-
Type: Task
-
Resolution: Fixed
-
Priority: Major - P3
-
Affects Version/s: None
-
Component/s: None
-
Fully Compatible
-
Server Serverless 2023-03-06, Server Serverless 2023-03-20, Server Serverless 2023-04-03, Server Serverless 2023-04-17, Server Serverless 2023-05-01
Supporting pre-images in the event of a failover after the completion of a Shard Merge is difficult. Consider the following scenario:
- TenantOplogApplier applies a write on the recipient primary during the oplog catchup phase of a shard merge with donor timeline TS = 100 and a pre-image is inserted at the same ts via writeChangeStreamPreImage in db/repl/oplog.cpp. The write operation itself is logged on the recipient timeline at TS = 150.

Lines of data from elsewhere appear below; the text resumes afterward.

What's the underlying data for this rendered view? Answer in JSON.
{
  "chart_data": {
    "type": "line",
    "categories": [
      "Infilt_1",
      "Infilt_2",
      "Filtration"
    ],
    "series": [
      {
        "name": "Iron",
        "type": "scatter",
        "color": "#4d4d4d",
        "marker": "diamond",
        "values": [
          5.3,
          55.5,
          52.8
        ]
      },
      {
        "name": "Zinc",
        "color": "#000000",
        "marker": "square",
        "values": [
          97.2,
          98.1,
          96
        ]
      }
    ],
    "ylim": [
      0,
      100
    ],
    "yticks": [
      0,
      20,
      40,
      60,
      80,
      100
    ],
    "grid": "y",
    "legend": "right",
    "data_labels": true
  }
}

- ChangeStreamPreImageCollectionManager::insertPreImage is called via op observer as a result of the above applied write, but with an optime on the recipient timeline at TS = 150.
- On the recipient secondary, replication happens for the write at TS = 150, resulting in writeChangeStreamPreImage being called, this time on the recipient timeline at TS = 150.
at the end of this sequence of events, we have 2 pre-image entries for the same write on the primary, identical except for differing timestamps (TS = 100 and TS = 150). on the secondary, we have one pre-image entry at TS = 150. if we attempt to resume a change stream on the recipient primary with a resume token from before the migration, we can successfully resume because the pre-image entry on the donor timeline exists. resumption fails on the secondary because only the recipient timeline pre-image entry exists.
Ideally, we should also try to fix the "duplicate" pre-image entry issue described above so that the entries on primary and secondaries are consistent.